Advent’s emphasis on longing, anticipation, and hope encircles these and many more questions of God’s timing.

So how do you hang in there when it feels like God is moving too slowly?

2 Peter presents a wise and practical theology of timing. The author arms his readers with three important responses to the question of God’s calendar:

First, Peter writes, God’s experience of time is not our experience of time. God created time, is outside of time, and commands time. Therefore, while God is sensitive to our needs and is aware of our urgencies, he is not beholden to our stopwatches.  Quoting Psalm 90:4, Peter says that for God a thousand years is like a day and a day is like a thousand years.

Someone once said that how long a minute takes depends on which side of the bathroom door you’re on. That’s a good line, and it sounds a little bit like what the science of time says. General relativity, Einstein’s theory of massive bodies and spacetime, suggests that time moves at a rate adjusted for the gravity one is experiencing.

Several years ago, the science fiction movie Interstellar explored this phenomenon. in the film, two explorers left their spaceship to investigate a huge planet. After a couple of hours of exploring the world, they returned to their craft to discover that the crew there had aged 23 years.

This is real-world science, and it only hints at the vast differences between the human and the divine experience of time. Time is simply different with God.

How could God promise the coming of a deliverer to Adam and Eve, reiterate it through the prophets, and then allow centuries to pass before Jesus was born? Because God doesn’t see time as we do. As Corrie Ten Boom once said, “There is no panic in heaven.” A millennium is like a day, and God observes each day in more nuance than you and I would recognize in several centuries.
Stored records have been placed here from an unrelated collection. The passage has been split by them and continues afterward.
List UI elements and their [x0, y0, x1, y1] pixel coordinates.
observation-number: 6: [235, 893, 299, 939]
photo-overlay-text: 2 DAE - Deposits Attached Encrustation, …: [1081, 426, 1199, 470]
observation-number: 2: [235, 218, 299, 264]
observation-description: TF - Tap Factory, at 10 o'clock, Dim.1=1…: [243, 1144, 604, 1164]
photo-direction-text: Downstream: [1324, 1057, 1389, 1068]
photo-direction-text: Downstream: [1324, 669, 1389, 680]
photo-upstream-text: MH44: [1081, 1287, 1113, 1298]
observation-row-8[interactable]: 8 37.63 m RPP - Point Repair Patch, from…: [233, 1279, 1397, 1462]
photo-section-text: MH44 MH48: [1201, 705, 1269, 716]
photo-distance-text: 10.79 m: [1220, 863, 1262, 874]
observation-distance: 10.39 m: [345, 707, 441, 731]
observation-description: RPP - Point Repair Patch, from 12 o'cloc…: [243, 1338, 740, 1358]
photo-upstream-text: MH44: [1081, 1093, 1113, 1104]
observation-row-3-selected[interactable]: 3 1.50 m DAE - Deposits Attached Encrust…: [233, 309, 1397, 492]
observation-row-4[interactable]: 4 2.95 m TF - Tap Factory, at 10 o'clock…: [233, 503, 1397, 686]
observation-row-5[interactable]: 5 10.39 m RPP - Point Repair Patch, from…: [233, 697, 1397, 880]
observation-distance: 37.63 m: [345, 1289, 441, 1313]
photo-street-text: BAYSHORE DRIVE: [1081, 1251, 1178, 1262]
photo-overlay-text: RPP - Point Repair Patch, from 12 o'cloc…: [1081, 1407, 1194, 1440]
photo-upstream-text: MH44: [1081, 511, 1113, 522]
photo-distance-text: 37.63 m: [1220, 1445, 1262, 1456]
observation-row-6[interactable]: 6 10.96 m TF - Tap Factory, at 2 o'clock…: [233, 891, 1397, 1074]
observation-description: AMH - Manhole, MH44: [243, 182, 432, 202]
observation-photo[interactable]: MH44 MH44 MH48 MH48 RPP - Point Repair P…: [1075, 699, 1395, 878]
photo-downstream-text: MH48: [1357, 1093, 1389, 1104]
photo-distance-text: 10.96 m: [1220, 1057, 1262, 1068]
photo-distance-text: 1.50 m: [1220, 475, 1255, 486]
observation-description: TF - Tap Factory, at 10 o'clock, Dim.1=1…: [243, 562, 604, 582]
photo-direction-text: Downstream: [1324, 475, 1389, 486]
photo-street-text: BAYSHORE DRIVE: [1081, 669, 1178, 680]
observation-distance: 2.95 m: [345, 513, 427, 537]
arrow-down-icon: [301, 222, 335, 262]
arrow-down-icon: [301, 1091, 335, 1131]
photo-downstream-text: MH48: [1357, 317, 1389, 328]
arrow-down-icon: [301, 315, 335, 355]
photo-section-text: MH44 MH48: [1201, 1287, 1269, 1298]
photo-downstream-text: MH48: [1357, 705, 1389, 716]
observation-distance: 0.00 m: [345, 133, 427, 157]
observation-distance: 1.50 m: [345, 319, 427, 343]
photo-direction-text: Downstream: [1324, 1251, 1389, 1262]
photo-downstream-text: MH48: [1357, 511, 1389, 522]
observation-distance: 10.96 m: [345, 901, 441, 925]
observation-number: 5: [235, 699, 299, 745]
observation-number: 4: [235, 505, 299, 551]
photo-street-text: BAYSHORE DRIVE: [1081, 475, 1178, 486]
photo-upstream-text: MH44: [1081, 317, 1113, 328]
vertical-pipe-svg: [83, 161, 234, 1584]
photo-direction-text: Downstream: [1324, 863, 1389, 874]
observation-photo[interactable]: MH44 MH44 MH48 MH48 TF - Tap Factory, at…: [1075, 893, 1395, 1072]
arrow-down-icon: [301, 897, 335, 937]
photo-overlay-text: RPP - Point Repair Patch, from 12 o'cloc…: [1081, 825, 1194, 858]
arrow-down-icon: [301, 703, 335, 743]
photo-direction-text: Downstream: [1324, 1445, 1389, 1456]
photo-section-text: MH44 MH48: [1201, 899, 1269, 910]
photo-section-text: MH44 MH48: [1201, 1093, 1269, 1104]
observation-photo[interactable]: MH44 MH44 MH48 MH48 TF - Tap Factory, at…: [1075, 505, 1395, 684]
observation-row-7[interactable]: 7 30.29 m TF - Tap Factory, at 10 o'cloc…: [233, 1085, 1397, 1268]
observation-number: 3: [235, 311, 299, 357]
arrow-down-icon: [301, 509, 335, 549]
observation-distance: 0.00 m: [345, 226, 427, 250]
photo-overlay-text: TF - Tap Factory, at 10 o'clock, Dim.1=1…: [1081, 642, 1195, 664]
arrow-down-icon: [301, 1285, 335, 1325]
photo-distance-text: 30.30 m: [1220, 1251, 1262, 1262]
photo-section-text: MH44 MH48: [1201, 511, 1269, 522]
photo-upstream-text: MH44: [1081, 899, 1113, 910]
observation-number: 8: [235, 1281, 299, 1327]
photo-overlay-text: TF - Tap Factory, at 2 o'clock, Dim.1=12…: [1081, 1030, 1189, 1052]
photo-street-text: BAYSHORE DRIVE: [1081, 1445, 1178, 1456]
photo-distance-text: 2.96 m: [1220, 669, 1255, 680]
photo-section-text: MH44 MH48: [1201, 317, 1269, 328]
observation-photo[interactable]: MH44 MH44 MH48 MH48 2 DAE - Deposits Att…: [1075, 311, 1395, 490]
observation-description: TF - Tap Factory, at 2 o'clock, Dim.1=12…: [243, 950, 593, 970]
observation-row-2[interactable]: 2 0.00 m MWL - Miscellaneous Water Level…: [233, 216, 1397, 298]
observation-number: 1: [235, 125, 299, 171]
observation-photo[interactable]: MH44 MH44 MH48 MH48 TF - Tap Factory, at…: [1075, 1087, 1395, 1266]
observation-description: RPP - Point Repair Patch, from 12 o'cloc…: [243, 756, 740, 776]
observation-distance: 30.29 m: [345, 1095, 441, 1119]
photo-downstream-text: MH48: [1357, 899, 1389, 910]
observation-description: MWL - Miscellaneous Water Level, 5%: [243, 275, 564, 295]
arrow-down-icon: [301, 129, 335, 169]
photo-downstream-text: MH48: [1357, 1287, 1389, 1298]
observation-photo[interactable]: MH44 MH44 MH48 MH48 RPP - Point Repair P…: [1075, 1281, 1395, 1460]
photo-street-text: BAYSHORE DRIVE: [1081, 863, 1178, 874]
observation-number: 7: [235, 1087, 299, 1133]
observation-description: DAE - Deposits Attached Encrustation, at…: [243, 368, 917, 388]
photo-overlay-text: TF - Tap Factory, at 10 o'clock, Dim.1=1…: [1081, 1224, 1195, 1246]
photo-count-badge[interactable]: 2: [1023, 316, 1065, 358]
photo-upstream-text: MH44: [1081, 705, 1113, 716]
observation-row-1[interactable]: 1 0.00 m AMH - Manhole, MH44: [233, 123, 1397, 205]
Second, God’s timing is a function of his love. Peter counsels his readers in verse 9: The Lord is not slow in keeping his promise, as some understand slowness. Instead he is patient with you, not wanting anyone to perish, but desiring everyone to come to repentance.

Patience is a sign of compassion. It implies that the Triune God often acts more lovingly toward the world by waiting than he would by acting.

John 11 offers a surprising instance. In verse 5 of that chapter, Jesus receives word that his friend Lazarus was sick. Lazarus’ sisters had sent for Jesus in hopes that he might rush to their brother’s bedside and heal Lazarus.

But Jesus, the text says, waits two more days before returning. He allows the sickness to run its course. Why? Because Jesus wished to demonstrate his power – not just over sickness, but over death. And as a result of this miracle, many people believed in him. Sometimes God waits for the right time because he desires maximum impact in repentance.

Finally, Peter says, God acts quickly. Like a thief in the night, he says in verse 10. Most won’t see it coming. 

When I was thinking about this passage, I was reminded of a scene from Monty Python and the Holy Grail. In this scene, Sir Lancelot charges a castle to rescue a fair maiden: 

A lot of people are just eating peaches and assuming that what’s off in the promised distance will never arrive. And yet it does. Peter says that God creates the universe with a word. How long does that take? Let there be light…and it happens. The importance, he stresses, is not on timing but on readiness.

Advent compels us to reflect on timing, to wrestle with ambiguity, and to trust God with our deepest yearnings. In this season, our souls converge with those of the ancients who cried out “How long, O Lord?”

This renewed trust in God’s calendar can sustain us through the difficult seasons of waiting in our lives, and remind us to be always prepared for the return of Jesus at the Second Advent.